Secara kebetulan Rayan ternyata sudah selesai mandi dan sedang mengeringkan rambut dengan handuk.

"Mas, kamu yang manggil dua orang pemuda itu? Itu siapa, Mas?" tanya Kirana cepat-cepat.

Rayan menoleh, "Iya. Mereka teman saya dan mereka bantu-bantu bersih-bersih, mumpung lagi berkeliling di daerah sekitar sini."

"Te-teman?" ucap Kirana dengan terbata-bata.

Dua orang pemuda yang berpenampilan kucel, lusuh dan tidak rapi itu teman Mas Rayan? Mengapa dia berteman dengan orang-orang seperti itu? pikir Kirana semakin bingung sekaligus cemas.

Melihat ekspresi aneh Kirana, Rayan seketika bertanya, "Mengapa?"

Kirana mengelengkan kepala, "Enggak. Enggak apa-apa kok."

Rayan seketika mendesah pelan, "Ekspresimu jadi kaya gitu karena penampilan mereka ya?"

Kirana seketika salah tingkah, "Eh, enggak kok, Mas. Aku-"

"Jangan melihat orang hanya dari penampilan luar, Kirana!" ucap Rayan tiba-tiba, memanggil namanya untuk pertama kali.

Dia lalu melanjutkan, "Terkadang apa yang terlihat di luar, berbeda dari yang sebenarnya."

Kirana menelan ludah, sadar bila perkataan suaminya memang benar. Wanita itu pun berkata dengan lirih, "Maaf, Mas. Iya, aku salah."

Rayan pun membalas sembari tersenyum lagi, "Iya, enggak apa-apa."

Wanita itu terduduk dengan canggung di atas tempat tidur mereka. Dia melirik mas kawin pemberian Rayan yang dia letakkan di atas meja rias kecil.

Mas kawinnya hanya berupa seperangkat alat salat dan uang sebesar satu juta rupiah tapi Kirana sudah merasa cukup.

"Ada sesuatu yang belum saya kasih untuk kamu," ucap Rayan tiba-tiba.
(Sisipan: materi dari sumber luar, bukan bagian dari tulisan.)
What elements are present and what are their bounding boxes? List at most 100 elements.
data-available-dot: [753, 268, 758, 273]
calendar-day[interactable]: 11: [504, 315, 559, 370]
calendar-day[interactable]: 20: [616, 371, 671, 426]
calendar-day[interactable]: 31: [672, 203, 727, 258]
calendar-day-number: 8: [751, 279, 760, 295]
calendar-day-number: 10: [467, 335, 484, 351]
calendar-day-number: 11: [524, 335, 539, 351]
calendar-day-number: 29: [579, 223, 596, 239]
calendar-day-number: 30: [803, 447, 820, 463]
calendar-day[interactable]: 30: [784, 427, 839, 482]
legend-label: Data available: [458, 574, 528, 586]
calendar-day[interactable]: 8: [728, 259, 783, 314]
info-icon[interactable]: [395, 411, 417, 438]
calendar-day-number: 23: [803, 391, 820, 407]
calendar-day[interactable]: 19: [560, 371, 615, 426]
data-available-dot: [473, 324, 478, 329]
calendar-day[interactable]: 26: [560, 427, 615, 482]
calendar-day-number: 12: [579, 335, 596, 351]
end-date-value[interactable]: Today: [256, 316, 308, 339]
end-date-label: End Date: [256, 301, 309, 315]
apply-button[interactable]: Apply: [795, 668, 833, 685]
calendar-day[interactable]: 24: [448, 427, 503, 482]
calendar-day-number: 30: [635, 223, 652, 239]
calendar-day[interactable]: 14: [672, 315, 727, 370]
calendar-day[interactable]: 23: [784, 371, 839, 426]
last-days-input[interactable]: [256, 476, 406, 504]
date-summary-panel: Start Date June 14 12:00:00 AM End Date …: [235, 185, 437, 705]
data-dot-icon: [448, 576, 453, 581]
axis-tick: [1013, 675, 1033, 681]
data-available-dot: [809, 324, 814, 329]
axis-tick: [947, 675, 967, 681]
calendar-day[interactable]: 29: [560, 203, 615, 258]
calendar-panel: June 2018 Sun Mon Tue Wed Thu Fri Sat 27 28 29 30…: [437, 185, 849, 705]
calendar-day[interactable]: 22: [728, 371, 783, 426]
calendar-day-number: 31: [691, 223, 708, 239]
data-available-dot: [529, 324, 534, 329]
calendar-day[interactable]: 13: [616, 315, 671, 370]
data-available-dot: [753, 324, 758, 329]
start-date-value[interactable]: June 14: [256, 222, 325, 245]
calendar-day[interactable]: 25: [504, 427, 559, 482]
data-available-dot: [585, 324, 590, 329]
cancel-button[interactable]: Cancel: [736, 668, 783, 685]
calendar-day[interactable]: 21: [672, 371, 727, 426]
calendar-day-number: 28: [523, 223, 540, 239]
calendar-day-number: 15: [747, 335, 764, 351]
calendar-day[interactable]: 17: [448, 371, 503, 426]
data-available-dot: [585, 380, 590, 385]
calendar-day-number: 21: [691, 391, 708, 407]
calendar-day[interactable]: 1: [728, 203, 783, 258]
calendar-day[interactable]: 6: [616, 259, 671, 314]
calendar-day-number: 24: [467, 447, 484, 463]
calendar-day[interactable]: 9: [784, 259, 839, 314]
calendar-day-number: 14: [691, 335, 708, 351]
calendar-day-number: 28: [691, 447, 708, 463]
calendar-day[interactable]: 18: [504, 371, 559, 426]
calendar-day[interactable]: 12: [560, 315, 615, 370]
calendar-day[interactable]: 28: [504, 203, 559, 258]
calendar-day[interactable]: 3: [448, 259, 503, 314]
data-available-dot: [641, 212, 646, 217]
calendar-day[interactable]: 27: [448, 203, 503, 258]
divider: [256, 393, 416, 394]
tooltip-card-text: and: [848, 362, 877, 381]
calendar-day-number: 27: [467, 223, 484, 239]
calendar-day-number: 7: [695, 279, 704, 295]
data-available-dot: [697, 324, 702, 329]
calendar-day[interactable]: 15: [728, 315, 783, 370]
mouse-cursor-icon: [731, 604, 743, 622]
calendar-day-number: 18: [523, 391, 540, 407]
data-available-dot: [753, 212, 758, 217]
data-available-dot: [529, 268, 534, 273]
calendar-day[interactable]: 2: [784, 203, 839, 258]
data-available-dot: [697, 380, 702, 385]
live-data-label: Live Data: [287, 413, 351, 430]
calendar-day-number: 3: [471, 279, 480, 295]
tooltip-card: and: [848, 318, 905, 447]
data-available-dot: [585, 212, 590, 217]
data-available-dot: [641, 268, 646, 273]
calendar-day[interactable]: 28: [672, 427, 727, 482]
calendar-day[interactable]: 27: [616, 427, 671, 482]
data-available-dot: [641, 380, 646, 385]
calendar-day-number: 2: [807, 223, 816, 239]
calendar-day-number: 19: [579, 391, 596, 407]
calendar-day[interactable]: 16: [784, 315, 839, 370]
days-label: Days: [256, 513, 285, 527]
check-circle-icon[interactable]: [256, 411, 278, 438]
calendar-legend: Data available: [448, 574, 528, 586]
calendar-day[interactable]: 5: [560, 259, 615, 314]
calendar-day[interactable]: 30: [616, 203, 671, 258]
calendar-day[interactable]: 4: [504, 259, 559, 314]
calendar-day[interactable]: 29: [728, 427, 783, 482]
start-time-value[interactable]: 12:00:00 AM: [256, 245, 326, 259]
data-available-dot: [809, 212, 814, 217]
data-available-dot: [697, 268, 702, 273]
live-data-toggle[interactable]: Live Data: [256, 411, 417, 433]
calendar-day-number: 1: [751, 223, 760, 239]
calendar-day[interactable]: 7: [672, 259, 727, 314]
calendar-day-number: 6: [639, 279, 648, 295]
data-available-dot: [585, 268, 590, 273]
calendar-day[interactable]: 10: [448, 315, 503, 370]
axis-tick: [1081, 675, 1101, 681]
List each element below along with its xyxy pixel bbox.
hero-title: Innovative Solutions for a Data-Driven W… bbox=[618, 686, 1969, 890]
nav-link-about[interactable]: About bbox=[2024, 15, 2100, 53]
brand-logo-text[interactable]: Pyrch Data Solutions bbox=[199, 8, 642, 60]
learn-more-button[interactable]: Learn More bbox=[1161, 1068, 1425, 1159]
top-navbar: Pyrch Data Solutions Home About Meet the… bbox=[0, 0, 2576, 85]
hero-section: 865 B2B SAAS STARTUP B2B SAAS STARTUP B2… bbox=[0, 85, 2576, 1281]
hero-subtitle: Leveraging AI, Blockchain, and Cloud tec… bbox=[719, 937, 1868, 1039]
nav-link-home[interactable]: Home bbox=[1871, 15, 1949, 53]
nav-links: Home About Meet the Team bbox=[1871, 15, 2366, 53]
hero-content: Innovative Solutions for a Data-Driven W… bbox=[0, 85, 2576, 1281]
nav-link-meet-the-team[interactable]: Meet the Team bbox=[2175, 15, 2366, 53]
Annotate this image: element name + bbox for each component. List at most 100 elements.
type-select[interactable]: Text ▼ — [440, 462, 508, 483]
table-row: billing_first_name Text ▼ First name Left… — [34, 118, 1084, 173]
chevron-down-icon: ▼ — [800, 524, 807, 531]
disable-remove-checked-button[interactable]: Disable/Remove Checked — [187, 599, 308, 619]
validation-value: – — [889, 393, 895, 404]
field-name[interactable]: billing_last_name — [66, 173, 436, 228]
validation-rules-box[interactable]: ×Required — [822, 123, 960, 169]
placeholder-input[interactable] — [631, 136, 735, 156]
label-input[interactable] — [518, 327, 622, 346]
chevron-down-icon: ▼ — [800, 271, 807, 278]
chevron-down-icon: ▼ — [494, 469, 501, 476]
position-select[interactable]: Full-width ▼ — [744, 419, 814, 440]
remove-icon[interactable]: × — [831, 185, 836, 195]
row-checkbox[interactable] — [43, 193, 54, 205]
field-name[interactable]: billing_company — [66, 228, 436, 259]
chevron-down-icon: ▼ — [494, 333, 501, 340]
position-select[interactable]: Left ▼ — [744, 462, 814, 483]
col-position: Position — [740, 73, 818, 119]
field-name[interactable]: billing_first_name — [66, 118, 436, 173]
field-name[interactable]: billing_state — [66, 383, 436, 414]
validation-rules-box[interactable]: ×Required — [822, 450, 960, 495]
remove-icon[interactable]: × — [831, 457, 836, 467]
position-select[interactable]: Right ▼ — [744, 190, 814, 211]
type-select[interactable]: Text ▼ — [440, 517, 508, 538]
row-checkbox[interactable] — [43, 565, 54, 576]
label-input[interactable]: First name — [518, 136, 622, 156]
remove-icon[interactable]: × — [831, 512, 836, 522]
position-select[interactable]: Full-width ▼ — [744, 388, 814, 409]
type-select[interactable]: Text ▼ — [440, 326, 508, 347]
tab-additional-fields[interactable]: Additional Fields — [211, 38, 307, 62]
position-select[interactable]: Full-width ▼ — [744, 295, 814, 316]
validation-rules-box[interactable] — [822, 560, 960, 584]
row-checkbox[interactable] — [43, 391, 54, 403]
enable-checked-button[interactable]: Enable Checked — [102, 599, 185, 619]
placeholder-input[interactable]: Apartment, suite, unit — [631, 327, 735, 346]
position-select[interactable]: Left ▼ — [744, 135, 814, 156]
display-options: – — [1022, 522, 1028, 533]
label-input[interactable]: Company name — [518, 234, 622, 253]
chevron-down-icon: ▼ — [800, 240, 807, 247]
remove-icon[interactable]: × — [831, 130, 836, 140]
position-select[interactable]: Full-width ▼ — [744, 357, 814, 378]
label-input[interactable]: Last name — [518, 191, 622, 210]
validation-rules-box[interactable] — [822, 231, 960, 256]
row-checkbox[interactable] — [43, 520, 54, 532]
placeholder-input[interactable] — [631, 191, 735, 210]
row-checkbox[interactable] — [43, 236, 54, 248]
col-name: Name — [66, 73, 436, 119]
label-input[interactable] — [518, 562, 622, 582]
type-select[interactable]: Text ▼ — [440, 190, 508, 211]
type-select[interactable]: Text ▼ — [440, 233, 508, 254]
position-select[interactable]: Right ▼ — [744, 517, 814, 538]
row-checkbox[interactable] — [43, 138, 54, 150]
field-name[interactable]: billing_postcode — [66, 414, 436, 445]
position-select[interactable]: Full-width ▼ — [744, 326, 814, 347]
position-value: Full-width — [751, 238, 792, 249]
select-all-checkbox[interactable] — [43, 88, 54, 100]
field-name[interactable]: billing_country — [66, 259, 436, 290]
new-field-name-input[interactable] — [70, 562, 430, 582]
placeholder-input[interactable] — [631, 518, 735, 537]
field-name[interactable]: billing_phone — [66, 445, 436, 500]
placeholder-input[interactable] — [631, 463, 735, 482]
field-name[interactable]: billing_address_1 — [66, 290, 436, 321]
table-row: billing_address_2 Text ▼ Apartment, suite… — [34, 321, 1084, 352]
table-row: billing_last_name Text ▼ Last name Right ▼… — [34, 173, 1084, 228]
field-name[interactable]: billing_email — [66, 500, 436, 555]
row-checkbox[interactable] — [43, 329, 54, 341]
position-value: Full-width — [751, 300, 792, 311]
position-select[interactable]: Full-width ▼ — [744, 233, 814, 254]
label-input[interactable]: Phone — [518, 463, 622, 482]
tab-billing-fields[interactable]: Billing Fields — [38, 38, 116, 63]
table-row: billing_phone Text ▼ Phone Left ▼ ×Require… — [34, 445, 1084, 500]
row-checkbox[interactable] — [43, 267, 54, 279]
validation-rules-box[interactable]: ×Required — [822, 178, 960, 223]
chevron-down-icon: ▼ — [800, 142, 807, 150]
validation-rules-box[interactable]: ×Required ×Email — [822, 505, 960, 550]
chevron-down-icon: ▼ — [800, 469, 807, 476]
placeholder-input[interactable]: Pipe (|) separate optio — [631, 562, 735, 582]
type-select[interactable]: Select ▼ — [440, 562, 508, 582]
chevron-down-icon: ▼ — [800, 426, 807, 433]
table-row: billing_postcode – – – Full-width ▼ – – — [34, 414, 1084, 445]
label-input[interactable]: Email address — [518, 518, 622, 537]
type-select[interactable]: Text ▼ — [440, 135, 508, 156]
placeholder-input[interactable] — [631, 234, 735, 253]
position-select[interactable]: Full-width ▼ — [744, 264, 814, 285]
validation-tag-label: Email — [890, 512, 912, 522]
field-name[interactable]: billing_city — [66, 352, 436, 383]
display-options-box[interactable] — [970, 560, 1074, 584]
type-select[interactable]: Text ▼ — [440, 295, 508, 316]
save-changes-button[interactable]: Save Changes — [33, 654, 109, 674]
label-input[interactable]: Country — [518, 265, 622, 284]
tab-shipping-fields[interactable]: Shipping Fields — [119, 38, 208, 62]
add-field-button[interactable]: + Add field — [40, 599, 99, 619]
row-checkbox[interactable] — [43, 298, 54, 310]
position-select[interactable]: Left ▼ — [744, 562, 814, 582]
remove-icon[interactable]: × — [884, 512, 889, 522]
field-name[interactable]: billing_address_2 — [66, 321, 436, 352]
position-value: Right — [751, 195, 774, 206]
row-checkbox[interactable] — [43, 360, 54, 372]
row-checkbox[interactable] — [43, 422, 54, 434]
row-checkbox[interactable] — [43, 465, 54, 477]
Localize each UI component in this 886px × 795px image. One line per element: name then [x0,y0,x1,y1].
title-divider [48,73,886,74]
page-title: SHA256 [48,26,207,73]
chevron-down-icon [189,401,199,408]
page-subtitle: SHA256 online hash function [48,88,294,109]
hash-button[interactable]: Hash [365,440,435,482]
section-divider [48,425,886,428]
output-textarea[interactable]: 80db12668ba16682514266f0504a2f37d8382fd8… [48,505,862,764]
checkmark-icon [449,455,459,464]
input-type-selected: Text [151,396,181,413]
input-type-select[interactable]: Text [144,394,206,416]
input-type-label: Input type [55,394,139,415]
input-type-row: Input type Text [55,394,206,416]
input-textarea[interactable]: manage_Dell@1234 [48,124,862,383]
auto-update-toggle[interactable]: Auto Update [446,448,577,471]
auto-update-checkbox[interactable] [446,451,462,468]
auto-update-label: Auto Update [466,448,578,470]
Kirana segera menoleh ke arah suaminya yang dilihatnya mengambil sesuatu dari dalam tas ranselnya. 

"Ini. Uang bulanan kamu, maaf ya saya baru bisa kasih segini," ujar Rayan sambil menyodorkan sebuah amplop putih.

Kirana menerimanya dengan alis tertaut. Perlahan dia membuka amplop itu dan seketika dia ternganga. Dia mengeluarkan semua isinya dan semakin kebingungan.

"Mas, i-ini serius? Sebanyak ini? Semuanya buat aku?" ucap Kirana dengan mata membulat karena kaget.  

"Iya, semuanya buat kamu," jawab Rayan santai.

Awalnya Kirana ingin tersenyum, tapi tiba-tiba dia mengurungkan hal itu. Dia malah menatap sang suami dengan kening berkerut, "Mas, ini uang halal kan?"